Thirdly, there is clearly no remorse on his part.
- For the second lot of offending, I fix the starting point at 13 months from the circumstances of the offending itself. I take in to
account the commonalities above with the third lot of offending. In particular to the second offending, the summary of facts by the
Police says or implies that the young offender was the main instigator, the value of the property stolen, the building burgled was
a shop and the time of the burglary. I add 4 months for the aggravating factors personal to the young offender: not a first offender
and while awaiting sentence on the second lot of offending, the Court ordered the young offender to attend pre-sentence programmes
with Samoa Victim to which he only attended 2 sessions of 4 sessions. The only factors that would reduce sentence are his age and
early plea. From 17 months I will deduct 1/3 for age and another 1/3 for early plea to bring it to 8 months imprisonment term. For
theft I give a starting point of 10 months less 1/3 for age, less 1/3 for early plea and 2 weeks for the stolen property recovered
and returned to the owner which brings it to 4 months & 2 weeks imprisonment. These sentences are to be served concurrent.
- For the third lot of offending, his prior conviction is not taken in to account as that had already been taken in to account in the
2nd lot of offending which is being sentenced together with the 3rd lot of offending. In addition to the aggravating factors in para.14, the Court pays attention to the escalation in the offending,
he committed the 3rd lot on his own of a dwelling house so, the sanctity of one’s safety at home has been breached, and the value of property stolen.
There is clearly no remorse on the young person’s part given that he was awaiting sentence for the second lot of offending
but, that did not deter him from committing the 3rd lot of offending. I fix the starting point for each burglary at 19 months add 3 months for personal aggravating factors, less 1/3
for age and another 1/3 for early plea which brings it to 10 months imprisonment for each burglary to be served concurrent. For theft
I fix the starting point at 12 months less 1/3 for age another 1/3 for early plea and 2 weeks for items recovered which brings it
to 5 months, 2 weeks. The sentence for theft is to be served concurrent with the sentence for burglary.
- The Attorney General on behalf of the Prosecution asked the Court to consider the totality principle in sentencing this young offender.

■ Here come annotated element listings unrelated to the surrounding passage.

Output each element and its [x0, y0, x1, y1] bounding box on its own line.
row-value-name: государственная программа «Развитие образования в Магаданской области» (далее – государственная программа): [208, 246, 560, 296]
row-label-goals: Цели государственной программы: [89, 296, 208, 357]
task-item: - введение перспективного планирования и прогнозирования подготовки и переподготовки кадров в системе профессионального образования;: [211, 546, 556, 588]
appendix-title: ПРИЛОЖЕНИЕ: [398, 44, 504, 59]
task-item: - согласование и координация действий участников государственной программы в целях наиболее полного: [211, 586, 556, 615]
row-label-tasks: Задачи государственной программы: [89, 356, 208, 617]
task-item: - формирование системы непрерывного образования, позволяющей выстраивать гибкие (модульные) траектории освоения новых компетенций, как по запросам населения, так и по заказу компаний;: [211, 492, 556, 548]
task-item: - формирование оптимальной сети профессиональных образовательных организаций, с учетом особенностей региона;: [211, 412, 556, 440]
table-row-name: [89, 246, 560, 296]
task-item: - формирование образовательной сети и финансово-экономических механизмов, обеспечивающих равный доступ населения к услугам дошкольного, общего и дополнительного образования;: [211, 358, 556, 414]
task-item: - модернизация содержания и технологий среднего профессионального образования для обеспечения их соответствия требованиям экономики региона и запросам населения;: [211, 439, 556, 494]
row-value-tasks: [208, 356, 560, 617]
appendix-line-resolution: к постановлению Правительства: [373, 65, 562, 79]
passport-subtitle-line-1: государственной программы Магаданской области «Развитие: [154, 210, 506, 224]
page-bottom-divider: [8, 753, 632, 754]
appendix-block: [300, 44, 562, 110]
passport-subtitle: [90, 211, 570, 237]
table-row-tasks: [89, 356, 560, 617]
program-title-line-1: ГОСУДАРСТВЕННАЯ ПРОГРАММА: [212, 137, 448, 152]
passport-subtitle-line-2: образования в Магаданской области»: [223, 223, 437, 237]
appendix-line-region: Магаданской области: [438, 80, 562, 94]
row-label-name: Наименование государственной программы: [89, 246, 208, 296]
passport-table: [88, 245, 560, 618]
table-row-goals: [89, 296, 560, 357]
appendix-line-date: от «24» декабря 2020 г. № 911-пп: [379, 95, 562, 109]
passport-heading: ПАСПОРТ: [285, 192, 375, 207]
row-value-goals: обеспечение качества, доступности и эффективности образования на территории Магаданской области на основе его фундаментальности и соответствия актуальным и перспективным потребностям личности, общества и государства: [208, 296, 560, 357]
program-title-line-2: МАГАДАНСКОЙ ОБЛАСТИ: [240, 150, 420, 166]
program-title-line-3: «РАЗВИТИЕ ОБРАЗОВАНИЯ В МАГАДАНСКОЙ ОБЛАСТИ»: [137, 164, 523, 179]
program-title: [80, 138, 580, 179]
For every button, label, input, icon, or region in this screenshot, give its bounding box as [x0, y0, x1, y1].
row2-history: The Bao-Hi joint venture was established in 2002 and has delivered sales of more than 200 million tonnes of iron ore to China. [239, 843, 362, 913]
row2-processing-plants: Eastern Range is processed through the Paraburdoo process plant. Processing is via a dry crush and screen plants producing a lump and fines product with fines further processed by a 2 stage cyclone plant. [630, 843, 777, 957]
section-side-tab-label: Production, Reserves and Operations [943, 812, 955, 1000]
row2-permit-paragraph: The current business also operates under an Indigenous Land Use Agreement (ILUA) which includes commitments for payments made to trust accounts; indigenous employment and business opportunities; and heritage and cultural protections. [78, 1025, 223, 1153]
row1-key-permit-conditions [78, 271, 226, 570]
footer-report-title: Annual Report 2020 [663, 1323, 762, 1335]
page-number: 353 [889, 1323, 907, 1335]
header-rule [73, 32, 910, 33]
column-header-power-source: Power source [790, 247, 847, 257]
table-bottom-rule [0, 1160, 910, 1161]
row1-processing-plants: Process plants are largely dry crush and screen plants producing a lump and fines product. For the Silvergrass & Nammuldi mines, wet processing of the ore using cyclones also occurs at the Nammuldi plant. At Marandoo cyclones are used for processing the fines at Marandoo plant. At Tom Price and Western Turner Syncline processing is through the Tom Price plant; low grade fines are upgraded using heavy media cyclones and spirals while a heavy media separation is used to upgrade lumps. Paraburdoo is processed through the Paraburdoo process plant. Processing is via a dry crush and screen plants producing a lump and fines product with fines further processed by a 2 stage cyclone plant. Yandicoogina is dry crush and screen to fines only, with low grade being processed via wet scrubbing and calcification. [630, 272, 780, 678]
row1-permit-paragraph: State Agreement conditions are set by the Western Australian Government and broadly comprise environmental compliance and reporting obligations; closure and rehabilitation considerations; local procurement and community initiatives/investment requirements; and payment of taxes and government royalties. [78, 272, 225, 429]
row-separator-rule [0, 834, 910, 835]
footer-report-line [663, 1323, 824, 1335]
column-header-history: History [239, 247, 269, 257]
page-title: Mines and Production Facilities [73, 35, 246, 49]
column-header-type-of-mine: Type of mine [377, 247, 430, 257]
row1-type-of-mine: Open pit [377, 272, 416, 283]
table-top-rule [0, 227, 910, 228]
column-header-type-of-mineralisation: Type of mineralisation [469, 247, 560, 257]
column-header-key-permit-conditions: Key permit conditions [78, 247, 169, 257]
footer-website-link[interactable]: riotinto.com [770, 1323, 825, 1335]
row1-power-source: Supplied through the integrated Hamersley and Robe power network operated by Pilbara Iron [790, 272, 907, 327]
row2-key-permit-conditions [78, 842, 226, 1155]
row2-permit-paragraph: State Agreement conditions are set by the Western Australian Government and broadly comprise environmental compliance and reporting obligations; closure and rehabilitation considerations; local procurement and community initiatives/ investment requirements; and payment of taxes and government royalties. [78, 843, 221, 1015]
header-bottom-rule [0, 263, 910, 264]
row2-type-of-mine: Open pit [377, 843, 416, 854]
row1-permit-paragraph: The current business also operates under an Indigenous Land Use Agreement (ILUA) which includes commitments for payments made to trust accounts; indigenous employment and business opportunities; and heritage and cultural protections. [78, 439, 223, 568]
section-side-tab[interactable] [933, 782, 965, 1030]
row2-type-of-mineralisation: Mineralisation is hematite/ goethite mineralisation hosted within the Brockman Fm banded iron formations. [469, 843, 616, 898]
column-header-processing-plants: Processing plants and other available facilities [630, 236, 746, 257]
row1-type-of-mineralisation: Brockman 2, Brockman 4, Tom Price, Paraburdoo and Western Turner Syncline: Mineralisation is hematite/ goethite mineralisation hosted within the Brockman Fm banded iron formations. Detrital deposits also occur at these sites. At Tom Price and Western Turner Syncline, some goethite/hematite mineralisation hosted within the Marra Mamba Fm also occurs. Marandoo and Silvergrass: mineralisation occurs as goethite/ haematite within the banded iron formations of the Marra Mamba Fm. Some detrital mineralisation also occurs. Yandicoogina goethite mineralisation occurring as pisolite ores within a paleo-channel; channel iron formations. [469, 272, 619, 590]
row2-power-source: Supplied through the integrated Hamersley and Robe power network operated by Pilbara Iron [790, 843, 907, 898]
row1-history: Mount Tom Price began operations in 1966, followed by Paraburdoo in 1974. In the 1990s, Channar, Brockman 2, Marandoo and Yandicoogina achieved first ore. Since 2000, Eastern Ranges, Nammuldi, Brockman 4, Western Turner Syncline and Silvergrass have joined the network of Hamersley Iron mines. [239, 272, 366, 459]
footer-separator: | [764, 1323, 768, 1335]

The Chief Justice in Police v X [2007] WSSC 53 on the totality principle referred to Thomas, Principles of Sentencing 2nd ed (1979) pp.56 -57:
“ The effect of the totality principle is to require the sentence who has passed a series of sentences, each properly calculated
in relation to the offence for which it is imposed and each properly made consecutive in accordance with the principles governing
consecutive sentences to review the aggregate sentence and consider whether the aggregate is ‘just and appropriate’.......When
a number of offences are being dealt with and specific punishments in respect of them are being totted up to make a total, it is
always necessary for the Court to take a last look at the total just to see whether it looks wrong.’ That is, ‘When cases
of multiplicity of offences come before the Court, the Court must not content itself by doing the arithmetic and passing the sentence
which the arithmetic produces. It must look at the totality of the criminal behaviour and ask itself what is the appropriate sentence
for all the offences.’
- I have considered the totality principle and find it appropriate to apply to these offences by this young offender and the total sentence
of 18 months imprisonment truly reflects the culpability of this young offender in the commission of these offences. Time in custody
for the 3rd lot of offences to be deducted from 18 months imprisonment.